Poiché non si può considerare la libertà come libertà in astratto,
concretizzandosi comunque questa in una scelta tra opzioni disponibili in
situazioni reali, l’individuo consapevole (delle forze inconsce che lo muovono;
della totalità della situazione in cui si trova) potrà rendersi conto di come le
possibilità concrete tra le quali effettivamente egli può scegliere non siano
mai illimitate, e di come tali possibilità risultino nella maggior parte dei
casi riconducibili essenzialmente alle due soluzioni che l’uomo può dare al
problema della sua esistenza: quella progressiva e quella regressiva.
La vera libertà di cui si può parlare è dunque quella che pone la scelta tra
l’ascoltare la voce della propria (buona) coscienza ed esprimere le proprie
passioni umanistiche, ed il lasciarsi trasportare dalle passioni irrazionali
conseguenti alla frustrazione della propria vitalità ed all’arresto nel processo
di individuazione.
Finché nessuno dei due tipi di passione ha già sopraffatto l’altro, l’uomo è
libero. Ma egli può altresì perdere questa libertà: il suo procrastinare sulla
via regressiva, o lo scegliere costantemente secondo ragione condiziona infatti
l’individuo e lo induce a continuare il proprio cammino nella direzione
intrapresa.
Come in una partita di scacchi, nella quale le possibilità di vittoria di
ciascun giocatore sono condizionate dall’esito delle mosse precedenti da lui
effettuate, quanto più le persone prendono decisioni sbagliate, tanto più si
faranno trascinare da passioni irrazionali, quanto più scelgono con
consapevolezza, tanto più sapranno ascoltare la propria ragione e sviluppare le
loro qualità più umane.
Così, risulta come Fromm non consideri la libertà di scelta come un
attributo dell’individuo, come una qualità che egli possieda o non possieda,
bensì come funzione della sua struttura caratteriale.

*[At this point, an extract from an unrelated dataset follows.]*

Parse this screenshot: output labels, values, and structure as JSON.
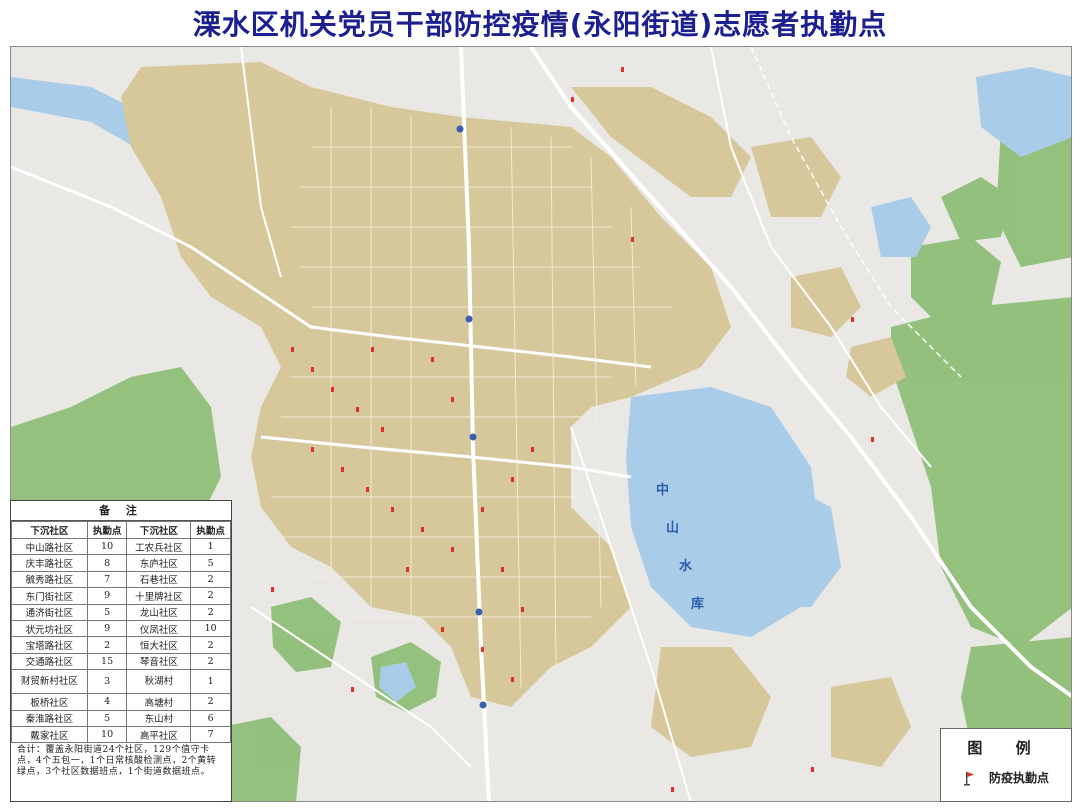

Mentre dunque per i deterministi in ogni situazione vi è una sola concreta
possibilità (la consapevolezza della quale costituiva per Hegel l’unica vera
libertà), e gli indeterministi contemplano un numero illimitato di possibilità
concretizzabili per l’individuo, Fromm sostiene che la libertà dell’uomo sia
limitata a quelle possibilità concrete effettivamente realizzabili, determinate
dalla situazione totale, e che si esprima in ultima istanza come alternativa di
scelta tra la soluzione progressiva e quella regressiva al problema della
propria esistenza. Fromm sostiene inoltre che tale scelta vada a ripercuotersi
sul sistema caratteriale, che a sua volta influisce sulla libertà dell’individuo
rendendo questi più o meno determinato ad agire in conformità rispettivamente
con ognuna delle due alternative.
Tale libertà, come già detto, può essere persa, ma ciò in fondo avviene solo
per una ristretta minoranza di individui. Si può perdere la capacità di agire
secondo coscienza per le troppe scelte già operate sulla via regressiva, così
come si può perdere la capacità di errare, una volta che le passioni irrazionali
risultino completamente estirpate per il costante progresso dell’individuo nel
processo di individuazione. Naturalmente quest’ultima situazione risulta
eticamente superiore ad ognuna delle altre due, e l’individuo che abbia perso
tale libertà è in realtà l’individuo veramente libero (nel senso di attributo
del suo carattere).
La maggior parte delle persone, tuttavia, sta nel mezzo tra questi due
estremi, e per essi la libertà di scegliere è ancora concreta: ognuna di esse
può cioè regredire all’orientamento arcaico, così come affermare
progressivamente la propria individualità. Ed il ruolo fondamentale che la
consapevolezza può svolgere nell’affermare questa libertà sta nel rendersi conto
quando essa è ancora presente, quando cioè si ha ancora la libertà di scegliere.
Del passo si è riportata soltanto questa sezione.